La République d’Arménie fait un travail persévérant en vue du retour urgent de nos compatriotes dans notre pays ;  elle utilise toutes les plateformes, toutes les occasions pour soulever, à partir des tribunes internationales, cette question et pour la mettre en avant. Le Parlement européen, tout comme les Parlements de plusieurs pays ont adopté des résolutions appelant à la restitution des prisonniers de guerre arméniens, les dirigeants de nombreux Etats, des ecclésiastiques de haut rang, des personnalités du monde artistique et culturel, des parlementaires, des dizaines de défenseurs des droits de l’homme, des organisations telles que Human Rights Watch et Freedom House ont soulevé ce problème.

La partie arménienne a exposé la question des prisonniers de guerre et des civils détenus devant la Cour Internationale de Justice de l’ONU, dans le cadre de la procédure engagée par l’Arménie contre l’Azerbaïdjan. Je rappelle que l’Arménie accorde beaucoup d’importance à ce processus juridique.

Quelles sont les perspectives de développement de la collaboration entre la France et l’Arménie ?

Il existe des relations privilégiées entre la France et l’Arménie fondées sur l’amitié et sur des valeurs historiques et culturelles. Nous avons un dialogue politique de qualité élevée et de haut niveau avec la France, qui est activement mené à l’échelle des organes législatifs et des autorités régionales aussi. La coopération multisectorielle entre nos deux pays englobe l’économie, l’éducation, la science, la culture, la santé et pour ce qui est du contexte de l’après-guerre et de la lutte contre la pandémie, elle s’étend aussi à l’aide humanitaire.

La France figure dans les premiers rangs des investissements étrangers dans l’économie de l’Arménie. Un des acquis importants de la coopération franco-arménienne est l’Université Française (UFAR) qui, avec ses 20 vingt ans d’existence, est devenue un incubateur qui forme des spécialistes  hautement qualifiés pour le marché arménien.

La France est le premier Etat à avoir promulgué une loi reconnaissant le génocide et l’un de ces pays exceptionnels qui commémorent, comme en Arménie, le 24 avril comme une journée nationale de souvenir.

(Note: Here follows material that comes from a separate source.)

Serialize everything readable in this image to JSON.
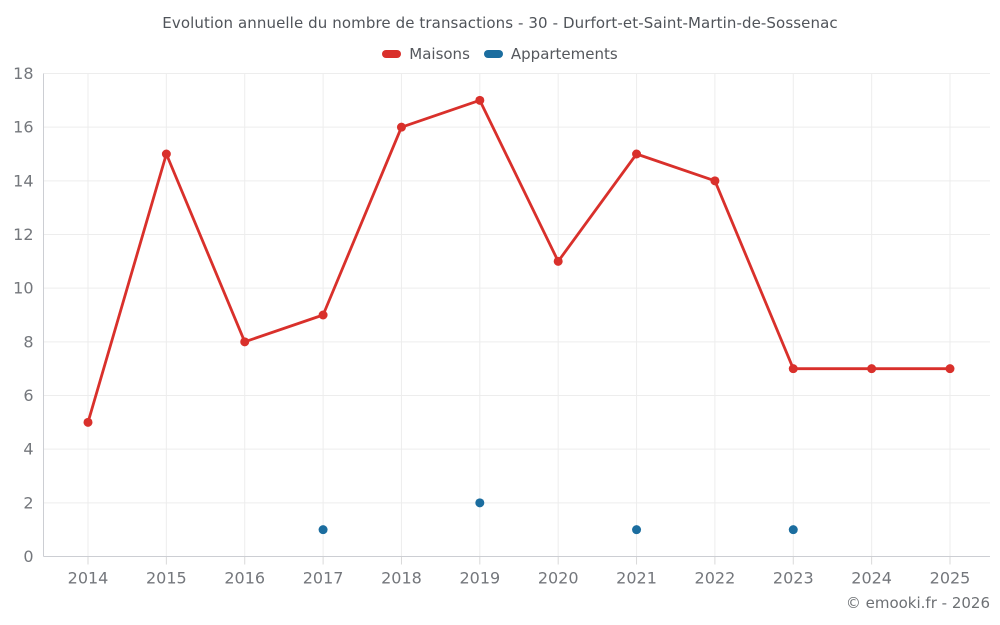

Pendant la guerre déclenchée contre l’Artsakh par l’Azerbaïdjan, soutenue par la Turquie, la France s’est toujours tenue à nos côtés, par ses déclarations sans équivoque, par ses initiatives visant à affronter les conséquences de la guerre et par une exceptionnelle solidarité nationale. Tout ceci s’est concrétisé par des décisions prononcées par le Sénat, l’Assemblée Nationale, ainsi que par une centaine de régions, départements et villes français en faveur de la reconnaissance de l’indépendance de l’Artsakh et de l’octroi d’aide humanitaire aux Artsakhiotes. Il y a quelques jours seulement, par un vote unanime du Conseil municipal de la ville de Paris, un vaste tronçon au cœur de la capitale, où se trouve le jardin d’Arménie et où est installée la statue du révérend Komitas, a été rebaptisé Esplanade d’Arménie, en signe de l’amitié franco-arménienne inébranlable et du soutien de la France en cette période pleine de difficiles épreuves pour l’Arménie et pour le peuple arménien.

En sa qualité de pays coprésident du groupe de Minsk de l’OSCE, la France, joue, avec la Russie et les Etats-Unis, un rôle essentiel dans le règlement pacifique de la question du Haut-Karabagh et particulièrement sur la question de la détermination définitive du statut de l’Artsakh. L’Arménie apprécie la grande attention accordée par la France et par le président Macron en personne au sort des prisonniers de guerre arméniens, et à la protection du patrimoine historico-culturel de l’Artsakh passé sous contrôle azerbaïdjanais.

La qualité exceptionnelle de notre dialogue politique avec la France nous oblige à approfondir notre agenda de coopération. Donc, je peux dire que les perspectives sur cette question sont limpides, puisque au plus haut niveau interétatique nous sommes en présence d’une parfaite réciprocité d’empressement et d’attentes.